We’ll share the answer from the Freetrade team early next year. But in the meantime, there’s no right or wrong answers!
@saf briefly touched on it but does nobody else think that education is a huge part of what Freetrade is trying to do?
The blogs and the forum both help newbies figure out what investing is all about without the usual language which excludes new investors. The app is really easy to use without throwing a million toggles for different features at you.
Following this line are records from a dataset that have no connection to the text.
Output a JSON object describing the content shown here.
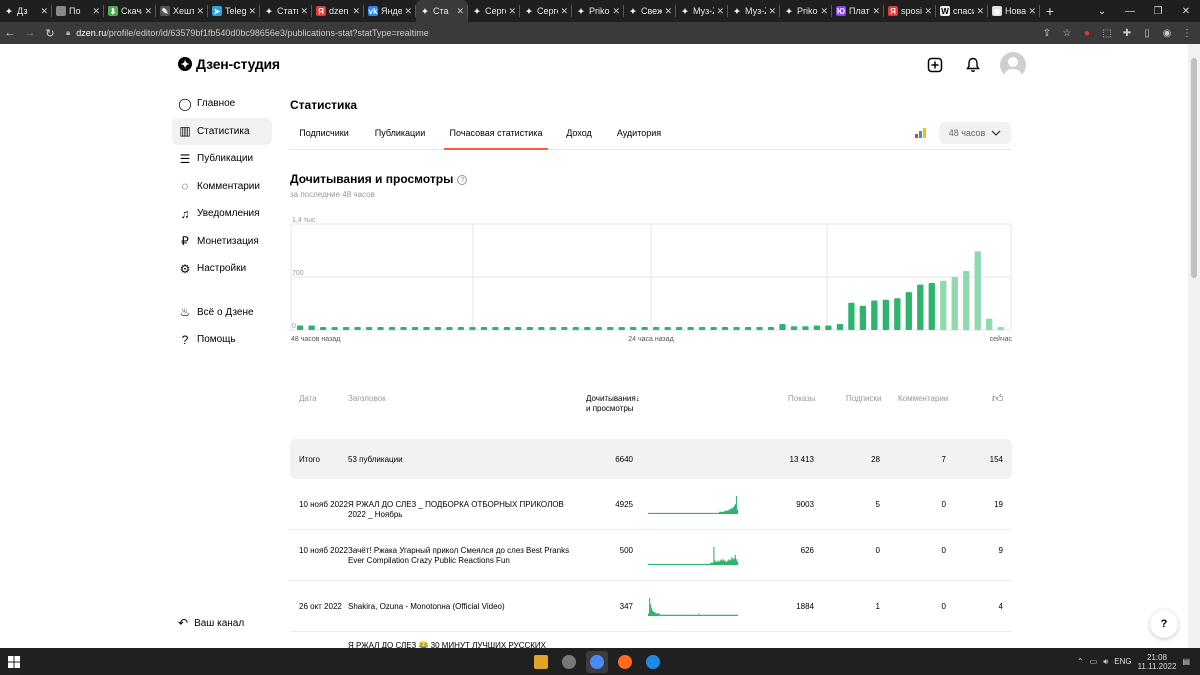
{
  "browser": {
    "tabs": [
      {
        "label": "Дз",
        "fav": "zen",
        "color": "#000"
      },
      {
        "label": "По",
        "fav": "apple",
        "color": "#888"
      },
      {
        "label": "Скачат",
        "fav": "download",
        "color": "#4caf50"
      },
      {
        "label": "Хештег",
        "fav": "hashtag",
        "color": "#555"
      },
      {
        "label": "Telegra",
        "fav": "telegram",
        "color": "#2aa3df"
      },
      {
        "label": "Статист",
        "fav": "zen",
        "color": "#000"
      },
      {
        "label": "dzen —",
        "fav": "yandex",
        "color": "#e53935"
      },
      {
        "label": "Яндекс",
        "fav": "vk",
        "color": "#2787f5"
      },
      {
        "label": "Ста",
        "fav": "zen",
        "color": "#000",
        "active": true
      },
      {
        "label": "Сергей",
        "fav": "zen",
        "color": "#000"
      },
      {
        "label": "Сергей",
        "fav": "zen",
        "color": "#000"
      },
      {
        "label": "Prikolis",
        "fav": "zen",
        "color": "#000"
      },
      {
        "label": "Свежи",
        "fav": "zen",
        "color": "#000"
      },
      {
        "label": "Муз-Z",
        "fav": "zen",
        "color": "#000"
      },
      {
        "label": "Муз-Z",
        "fav": "zen",
        "color": "#000"
      },
      {
        "label": "Prikolis",
        "fav": "zen",
        "color": "#000"
      },
      {
        "label": "Платеж",
        "fav": "yoomoney",
        "color": "#8b3ffd"
      },
      {
        "label": "sposib",
        "fav": "yandex",
        "color": "#e53935"
      },
      {
        "label": "спасиб",
        "fav": "wiki",
        "color": "#eee"
      },
      {
        "label": "Новая",
        "fav": "chrome",
        "color": "#ddd"
      }
    ],
    "url_host": "dzen.ru",
    "url_path": "/profile/editor/id/63579bf1fb540d0bc98656e3/publications-stat?statType=realtime"
  },
  "app": {
    "logo": "Дзен-студия"
  },
  "sidebar": {
    "items": [
      {
        "label": "Главное",
        "icon": "home-icon",
        "glyph": "◯"
      },
      {
        "label": "Статистика",
        "icon": "stats-icon",
        "glyph": "▥",
        "active": true
      },
      {
        "label": "Публикации",
        "icon": "publications-icon",
        "glyph": "☰"
      },
      {
        "label": "Комментарии",
        "icon": "comments-icon",
        "glyph": "◌"
      },
      {
        "label": "Уведомления",
        "icon": "bell-icon",
        "glyph": "♫"
      },
      {
        "label": "Монетизация",
        "icon": "ruble-icon",
        "glyph": "₽"
      },
      {
        "label": "Настройки",
        "icon": "gear-icon",
        "glyph": "⚙"
      }
    ],
    "items2": [
      {
        "label": "Всё о Дзене",
        "icon": "flame-icon",
        "glyph": "♨"
      },
      {
        "label": "Помощь",
        "icon": "help-icon",
        "glyph": "?"
      }
    ],
    "channel": "Ваш канал"
  },
  "stats": {
    "title": "Статистика",
    "tabs": [
      {
        "label": "Подписчики"
      },
      {
        "label": "Публикации"
      },
      {
        "label": "Почасовая статистика",
        "active": true
      },
      {
        "label": "Доход"
      },
      {
        "label": "Аудитория"
      }
    ],
    "period": "48 часов",
    "section_title": "Дочитывания и просмотры",
    "section_sub": "за последние 48 часов"
  },
  "chart_data": {
    "type": "bar",
    "y_ticks": [
      "0",
      "700",
      "1,4 тыс"
    ],
    "ylim": [
      0,
      1400
    ],
    "x_labels": [
      "48 часов назад",
      "24 часа назад",
      "сейчас"
    ],
    "values": [
      60,
      60,
      40,
      30,
      30,
      30,
      30,
      30,
      30,
      30,
      30,
      30,
      30,
      30,
      30,
      30,
      30,
      30,
      30,
      30,
      30,
      30,
      30,
      40,
      30,
      30,
      30,
      30,
      30,
      30,
      30,
      30,
      40,
      30,
      30,
      30,
      30,
      30,
      30,
      30,
      30,
      30,
      80,
      50,
      50,
      60,
      60,
      80,
      360,
      320,
      390,
      400,
      420,
      500,
      600,
      620,
      650,
      700,
      780,
      1040,
      150,
      20
    ],
    "light_from": 56
  },
  "table": {
    "headers": {
      "date": "Дата",
      "title": "Заголовок",
      "reads": "Дочитывания и просмотры",
      "reads_line1": "Дочитывания",
      "reads_line2": "и просмотры",
      "impressions": "Показы",
      "subs": "Подписки",
      "comments": "Комментарии",
      "likes_icon": "thumbs-up-icon"
    },
    "total": {
      "label": "Итого",
      "pubs": "53 публикации",
      "reads": "6640",
      "impressions": "13 413",
      "subs": "28",
      "comments": "7",
      "likes": "154"
    },
    "rows": [
      {
        "date": "10 нояб 2022",
        "title": "Я РЖАЛ ДО СЛЕЗ _ ПОДБОРКА ОТБОРНЫХ ПРИКОЛОВ 2022 _ Ноябрь",
        "reads": "4925",
        "impressions": "9003",
        "subs": "5",
        "comments": "0",
        "likes": "19",
        "spark": [
          1,
          1,
          1,
          1,
          1,
          1,
          1,
          1,
          1,
          1,
          1,
          1,
          1,
          1,
          1,
          1,
          1,
          1,
          1,
          1,
          1,
          1,
          1,
          1,
          1,
          1,
          1,
          1,
          1,
          1,
          1,
          1,
          1,
          1,
          1,
          1,
          1,
          1,
          1,
          1,
          1,
          1,
          1,
          1,
          1,
          1,
          1,
          1,
          1,
          1,
          1,
          1,
          1,
          1,
          1,
          1,
          1,
          1,
          1,
          1,
          1,
          1,
          1,
          1,
          1,
          1,
          1,
          1,
          2,
          2,
          2,
          2,
          2,
          3,
          3,
          3,
          3,
          4,
          4,
          5,
          5,
          6,
          7,
          9,
          16,
          4
        ]
      },
      {
        "date": "10 нояб 2022",
        "title": "Зачёт! Ржака Угарный прикол Смеялся до слез Best Pranks Ever Compilation Crazy Public Reactions Fun",
        "reads": "500",
        "impressions": "626",
        "subs": "0",
        "comments": "0",
        "likes": "9",
        "spark": [
          1,
          1,
          1,
          1,
          1,
          1,
          1,
          1,
          1,
          1,
          1,
          1,
          1,
          1,
          1,
          1,
          1,
          1,
          1,
          1,
          1,
          1,
          1,
          1,
          1,
          1,
          1,
          1,
          1,
          1,
          1,
          1,
          1,
          1,
          1,
          1,
          1,
          1,
          1,
          1,
          1,
          1,
          1,
          1,
          1,
          1,
          1,
          1,
          1,
          1,
          1,
          1,
          1,
          1,
          1,
          1,
          1,
          1,
          2,
          2,
          2,
          16,
          4,
          3,
          3,
          4,
          3,
          4,
          5,
          4,
          5,
          4,
          3,
          3,
          4,
          5,
          4,
          5,
          7,
          5,
          6,
          9,
          5,
          3
        ]
      },
      {
        "date": "26 окт 2022",
        "title": "Shakira, Ozuna - Monotonнa (Official Video)",
        "reads": "347",
        "impressions": "1884",
        "subs": "1",
        "comments": "0",
        "likes": "4",
        "spark": [
          2,
          14,
          9,
          6,
          4,
          3,
          3,
          2,
          2,
          2,
          2,
          1,
          1,
          1,
          1,
          1,
          1,
          1,
          1,
          1,
          1,
          1,
          1,
          1,
          1,
          1,
          1,
          1,
          1,
          1,
          1,
          1,
          1,
          1,
          1,
          1,
          1,
          1,
          1,
          1,
          1,
          1,
          1,
          1,
          1,
          1,
          1,
          2,
          1,
          1,
          1,
          1,
          1,
          1,
          1,
          1,
          1,
          1,
          1,
          1,
          1,
          1,
          1,
          1,
          1,
          1,
          1,
          1,
          1,
          1,
          1,
          1,
          1,
          1,
          1,
          1,
          1,
          1,
          1,
          1,
          1,
          1,
          1,
          1
        ]
      },
      {
        "date": "",
        "title": "Я РЖАЛ ДО СЛЕЗ 😂 30 МИНУТ ЛУЧШИХ РУССКИХ",
        "reads": "",
        "impressions": "",
        "subs": "",
        "comments": "",
        "likes": "",
        "spark": []
      }
    ]
  },
  "help_label": "?",
  "taskbar": {
    "lang": "ENG",
    "time": "21:08",
    "date": "11.11.2022",
    "apps": [
      {
        "name": "file-explorer-icon",
        "color": "#e0a526"
      },
      {
        "name": "app-icon",
        "color": "#777"
      },
      {
        "name": "chrome-icon",
        "color": "#4c8bf5",
        "active": true
      },
      {
        "name": "firefox-icon",
        "color": "#ff6b1a"
      },
      {
        "name": "vscode-icon",
        "color": "#1e88e5"
      }
    ]
  },
  "colors": {
    "accent": "#ff5c33",
    "bar_dark": "#2db56d",
    "bar_light": "#8ed9ad",
    "spark": "#2db56d"
  }
}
If it was just about fees would they bother with all the rest of it?
Copycatting Robinhood but I believe Freetrade’s mission to me is to “Democratise investing” and if it so chooses to branch out into other parts of finance (e.g. deposits, loans, money market accounts, etc.), then to “Democratise finance” more generally.
I do think this could be a good avenue for Freetrade to explore - there is a dearth of good information on investing in stocks for the long term, and most of it is part of a very spammy offering attempting to promote things like funds (motely fool comes to mind), something Freetrade won’t feel obliged to do.
One of Freetrade’s long-term goals; make investing in the stock market accessible to everyone — above the age of 18, of course.
Accessible in two senses:
Accessible to those with only a small amount of money to invest. For example, before Freetrade existed, if you wanted to buy or sell shares in the UK you had to pay a hefty fee each time, which is off-putting for someone who only wants to invest a small amount of money.
Accessible to those who feel they have low financial literacy or are just starting out. This barrier prevents many people from investing in the stock market for fear of not knowing what they are doing.